How might the quality of life be adversely affected by an increase in GDP?
The gross domestic product (GPD) of a country indicates the level of production within that country. An increase in the GDP denotes an upsurge in production, hence economic prosperity. Consequently, a surge in GDP is likely to affect variables such as investment, government revenue and expenditure. Similarly, the level of exports and imports will also be affected. Since the rise indicates an improvement in production and consumption, investors will be willing to invest in a country where there is certainty. For the government, extra revenue will be attained from production. Subsequently, the government will be in a position to invest in public goods such as infrastructures and schools. An upswing in production also implies that the country’s net exports are growing.
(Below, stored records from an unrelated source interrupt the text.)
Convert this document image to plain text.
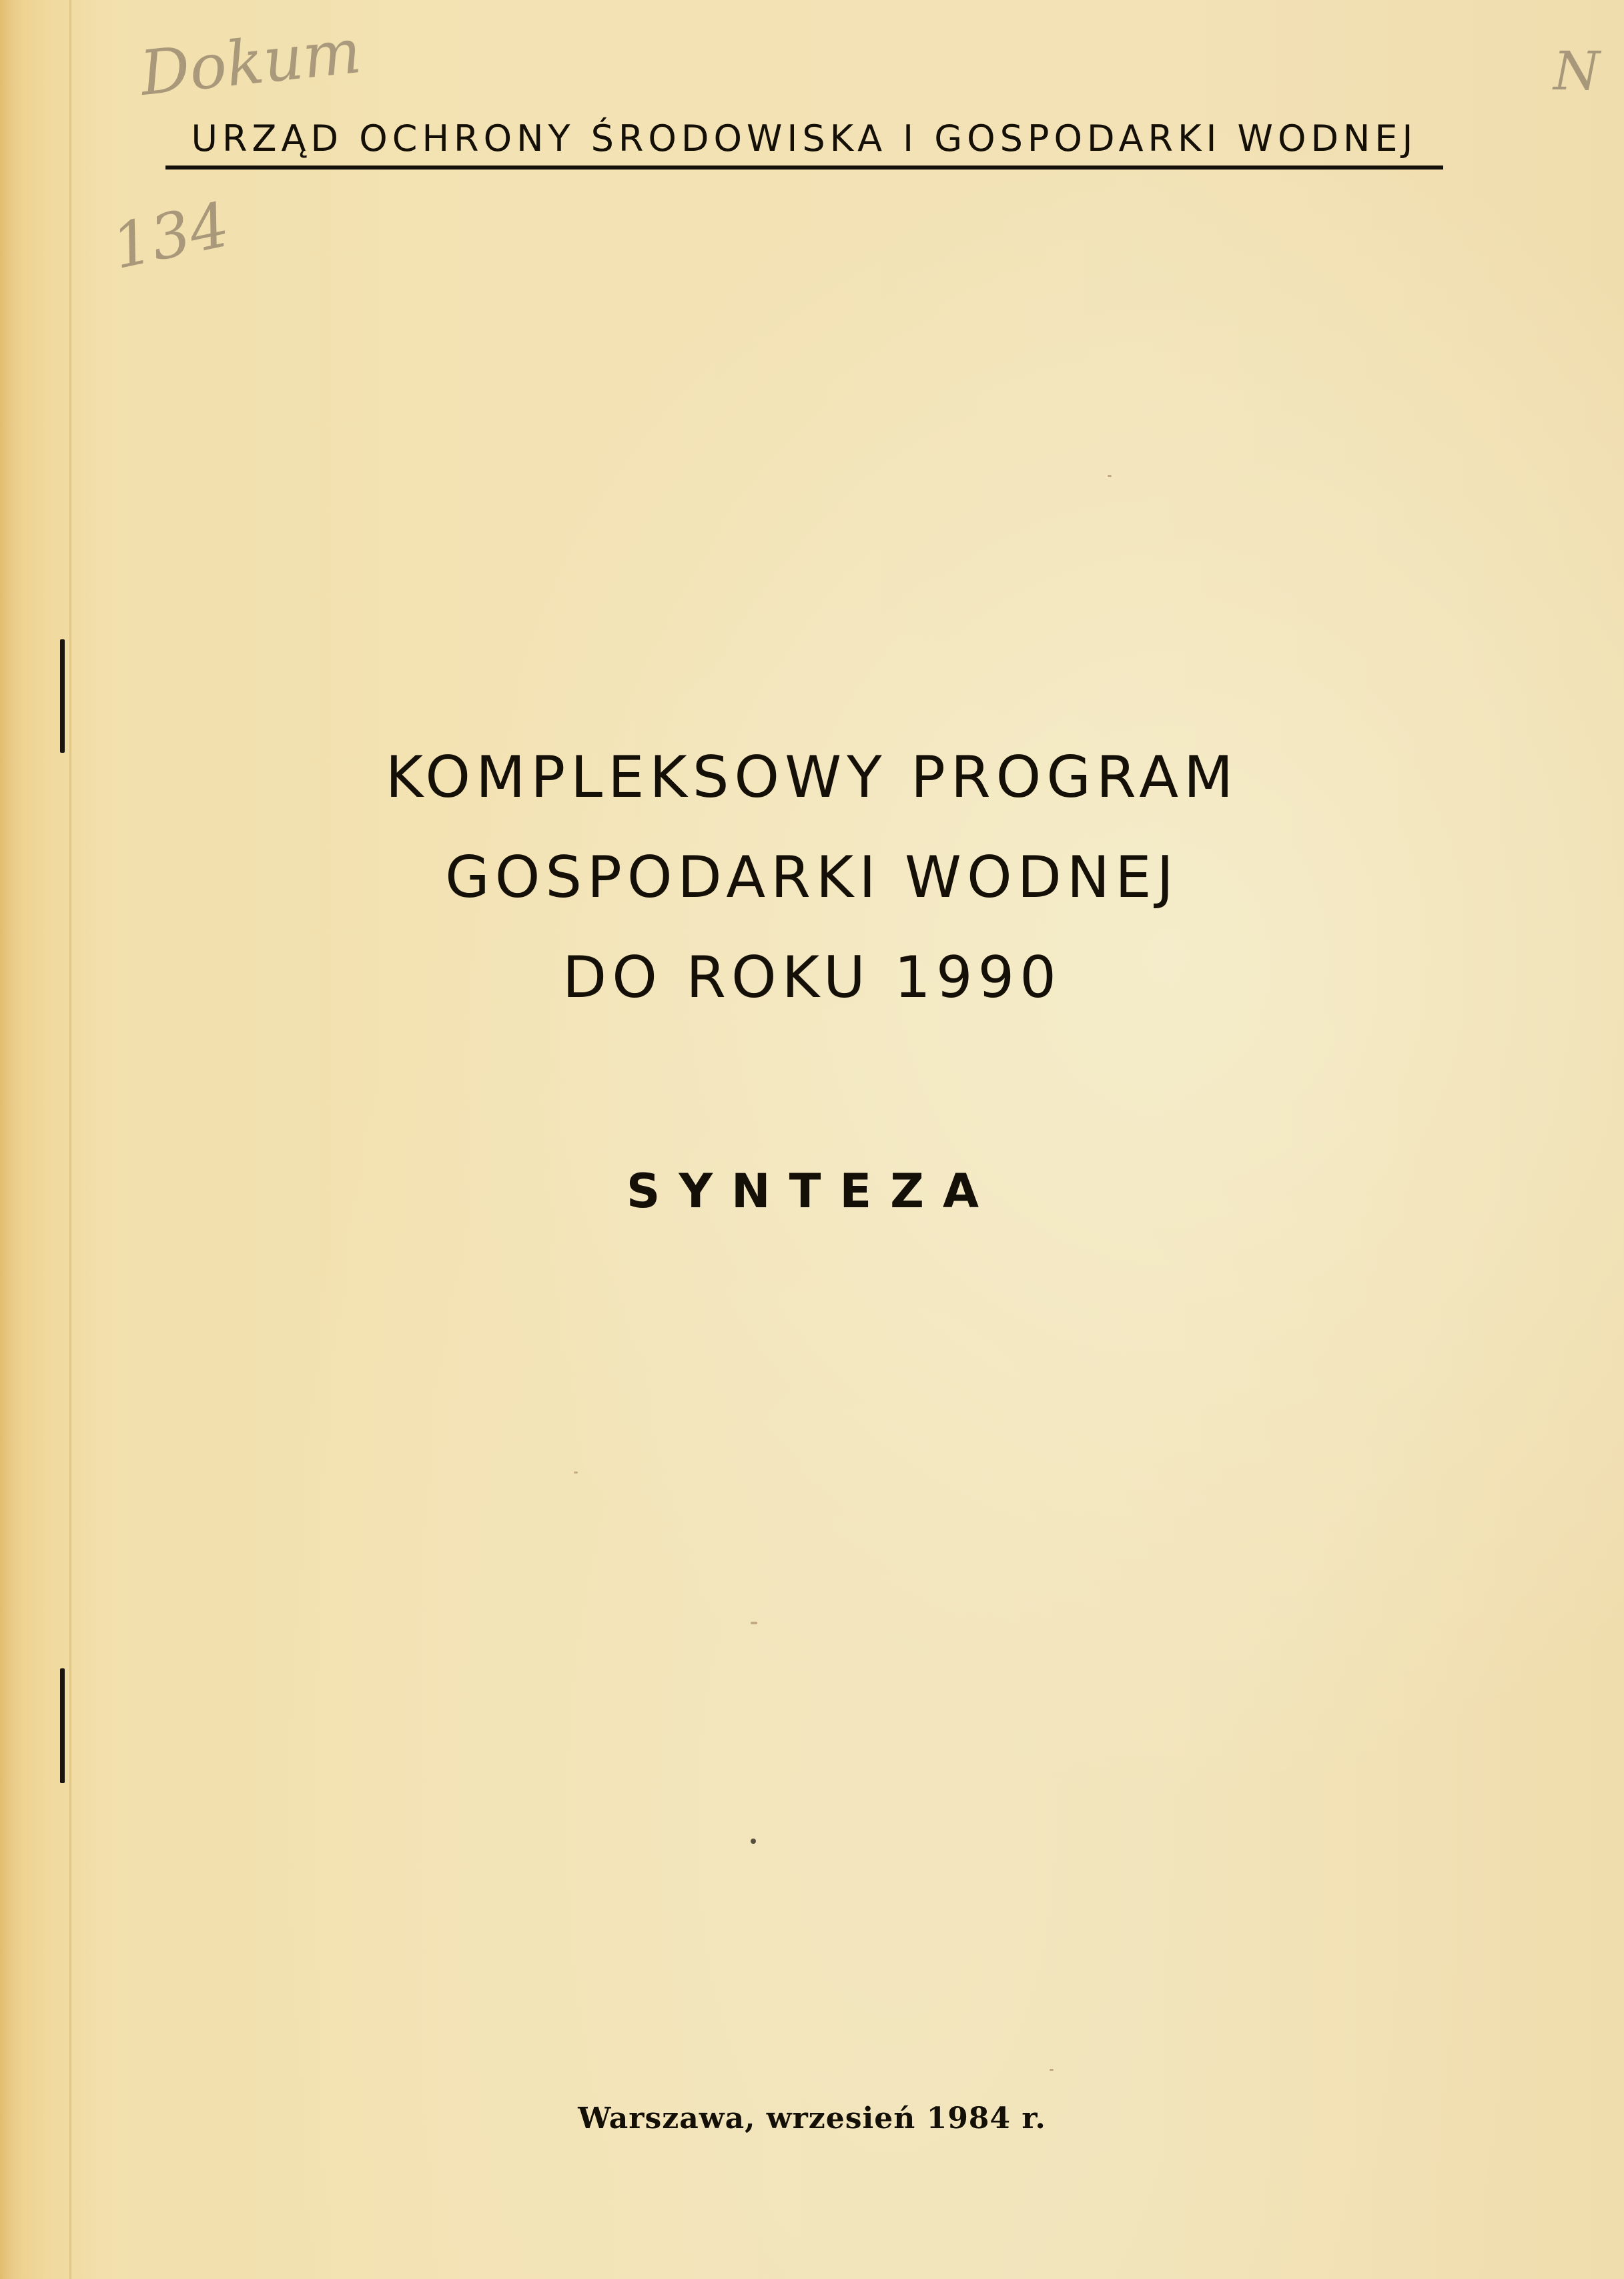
Dokum
134
N
URZĄD OCHRONY ŚRODOWISKA I GOSPODARKI WODNEJ
KOMPLEKSOWY PROGRAM
GOSPODARKI WODNEJ
DO ROKU 1990
SYNTEZA
Warszawa, wrzesień 1984 r.
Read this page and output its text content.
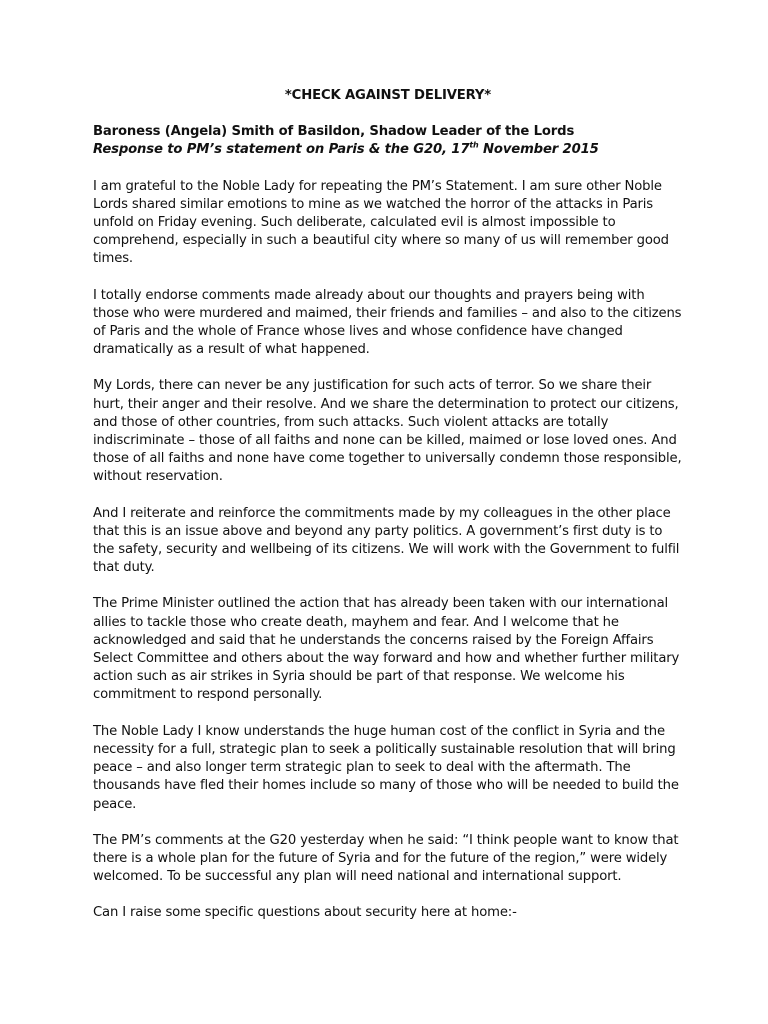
*CHECK AGAINST DELIVERY*

Baroness (Angela) Smith of Basildon, Shadow Leader of the Lords

Response to PM’s statement on Paris & the G20, 17th November 2015

I am grateful to the Noble Lady for repeating the PM’s Statement. I am sure other Noble Lords shared similar emotions to mine as we watched the horror of the attacks in Paris unfold on Friday evening. Such deliberate, calculated evil is almost impossible to comprehend, especially in such a beautiful city where so many of us will remember good times.

I totally endorse comments made already about our thoughts and prayers being with those who were murdered and maimed, their friends and families – and also to the citizens of Paris and the whole of France whose lives and whose confidence have changed dramatically as a result of what happened.

My Lords, there can never be any justification for such acts of terror. So we share their hurt, their anger and their resolve. And we share the determination to protect our citizens, and those of other countries, from such attacks. Such violent attacks are totally indiscriminate – those of all faiths and none can be killed, maimed or lose loved ones. And those of all faiths and none have come together to universally condemn those responsible, without reservation.

And I reiterate and reinforce the commitments made by my colleagues in the other place that this is an issue above and beyond any party politics. A government’s first duty is to the safety, security and wellbeing of its citizens. We will work with the Government to fulfil that duty.

The Prime Minister outlined the action that has already been taken with our international allies to tackle those who create death, mayhem and fear. And I welcome that he acknowledged and said that he understands the concerns raised by the Foreign Affairs Select Committee and others about the way forward and how and whether further military action such as air strikes in Syria should be part of that response. We welcome his commitment to respond personally.

The Noble Lady I know understands the huge human cost of the conflict in Syria and the necessity for a full, strategic plan to seek a politically sustainable resolution that will bring peace – and also longer term strategic plan to seek to deal with the aftermath. The thousands have fled their homes include so many of those who will be needed to build the peace.

The PM’s comments at the G20 yesterday when he said: “I think people want to know that there is a whole plan for the future of Syria and for the future of the region,” were widely welcomed. To be successful any plan will need national and international support.

Can I raise some specific questions about security here at home:-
Conversely, economic growth at times results in several adverse effects, especially regarding the externalities involved, inequalities in the level of income, increased work stress, environmental degradation, corruption and crimes. Growth in GDP usually benefits the owners of the resources by increasing their income while their laborers are worse off in relative terms, implying that there is a negative correlation. Higher production also would lead to externalities such as pollution through CO2 emissions, which would result in environmental degradation and an adverse quality of life. Similarly, improved GDP is attributed to factors that contribute to higher production like increased working hours that consequently further work stress; thus, their quality of life will be deadlocked.